Text-to-SQL-based table reasoning depends on schema linking: mapping the question's terms to the table's column headers. This fails when the two differ on the surface even while meaning the same thing. If a table's column is named gross but the question asks about earnings, the model anchors on the question's vocabulary and generates SQL over an earnings column that does not exist, producing a query that cannot execute at all. We observed this same failure pattern consistently across multiple models, which pointed away from a model-capability explanation. Our diagnosis: the pipeline itself processes the table's structural information and the question's contextual information separately, so nothing in the design ever forces the two to meet.

Approach

The framework draws on Kintsch's Construction–Integration model of human text comprehension, which describes understanding in two phases: first constructing all plausible meaning representations independent of context (reading bank, both "financial institution" and "riverbank" activate), then integrating with context to reinforce the fitting meaning and suppress the rest.

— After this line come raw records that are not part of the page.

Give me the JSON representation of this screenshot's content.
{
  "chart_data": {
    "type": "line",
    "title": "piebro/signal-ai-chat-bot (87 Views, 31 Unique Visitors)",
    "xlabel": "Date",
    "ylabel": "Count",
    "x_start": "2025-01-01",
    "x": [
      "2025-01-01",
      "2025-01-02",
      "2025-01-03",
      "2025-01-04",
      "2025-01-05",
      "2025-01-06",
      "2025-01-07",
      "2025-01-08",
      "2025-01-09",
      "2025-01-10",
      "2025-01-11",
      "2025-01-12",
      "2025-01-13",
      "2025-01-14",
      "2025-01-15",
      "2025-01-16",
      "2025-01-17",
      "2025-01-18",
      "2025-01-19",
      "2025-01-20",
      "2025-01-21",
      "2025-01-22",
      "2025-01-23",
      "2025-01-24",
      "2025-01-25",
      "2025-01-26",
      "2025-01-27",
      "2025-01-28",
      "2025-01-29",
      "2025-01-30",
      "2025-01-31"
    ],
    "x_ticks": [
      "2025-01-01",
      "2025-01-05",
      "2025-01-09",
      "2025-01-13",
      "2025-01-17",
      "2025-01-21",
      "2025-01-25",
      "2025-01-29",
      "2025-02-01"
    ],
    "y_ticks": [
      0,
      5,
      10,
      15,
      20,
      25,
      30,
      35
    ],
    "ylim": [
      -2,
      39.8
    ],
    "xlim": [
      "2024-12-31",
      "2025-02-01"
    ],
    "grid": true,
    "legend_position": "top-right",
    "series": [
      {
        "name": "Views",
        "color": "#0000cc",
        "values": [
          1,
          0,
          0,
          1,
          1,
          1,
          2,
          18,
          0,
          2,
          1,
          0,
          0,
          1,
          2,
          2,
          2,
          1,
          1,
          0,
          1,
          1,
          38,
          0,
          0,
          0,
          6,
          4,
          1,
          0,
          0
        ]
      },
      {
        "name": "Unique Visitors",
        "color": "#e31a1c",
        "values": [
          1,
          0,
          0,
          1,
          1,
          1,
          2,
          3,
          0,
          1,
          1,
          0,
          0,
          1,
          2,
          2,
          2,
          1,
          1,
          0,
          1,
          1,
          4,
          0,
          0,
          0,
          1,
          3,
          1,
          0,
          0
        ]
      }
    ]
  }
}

TabBridge maps this two-phase structure onto table reasoning.

Stage 1: Structural Encoding. Without seeing any question, the model interprets the table and encodes its information into TabSpec, a textual specification of the table's structure and semantics. To verify that TabSpec faithfully captures the table, we designed reconstruction-based evaluation: a model regenerates the table from the TabSpec alone, and the reconstruction is scored against the source on Header Exact Match and Cell Similarity. This validates structural fidelity before TabSpec is ever used downstream.

Stage 2: Contextual Reasoning. Given a question, the model generates SQL grounded in the TabSpec, resolving the question's context to headers that actually exist; earnings now finds gross.

Results

73.94% on WikiTableQuestions, a +5.3pp improvement over prior SOTA, where SQL-only approaches reach around 50%. Performance was comparable to SOTA on TabFact and FeTaQA. Across open-source models, TabBridge delivered consistent gains of roughly 10–20%. Since WTQ uses raw, unnormalized tables, the results also indicate the approach handles non-standardized table formats.

Limitations. Structure–context alignment succeeded, but SQL generation itself remains a bottleneck: cases exist where the correct header is identified yet the generated SQL is still wrong, pointing to SQL generation quality as the next problem.

This work builds on three earlier studies on LLM table interpretation: few-shot prompting with data augmentation (HCLT 2024), least-to-most prompting (KICS 2025), and open- vs. closed-source model comparison (ISIS 2025). The model comparisons from this line of work also led to an open-source tool for running and comparing these approaches directly on local LLMs via Ollama.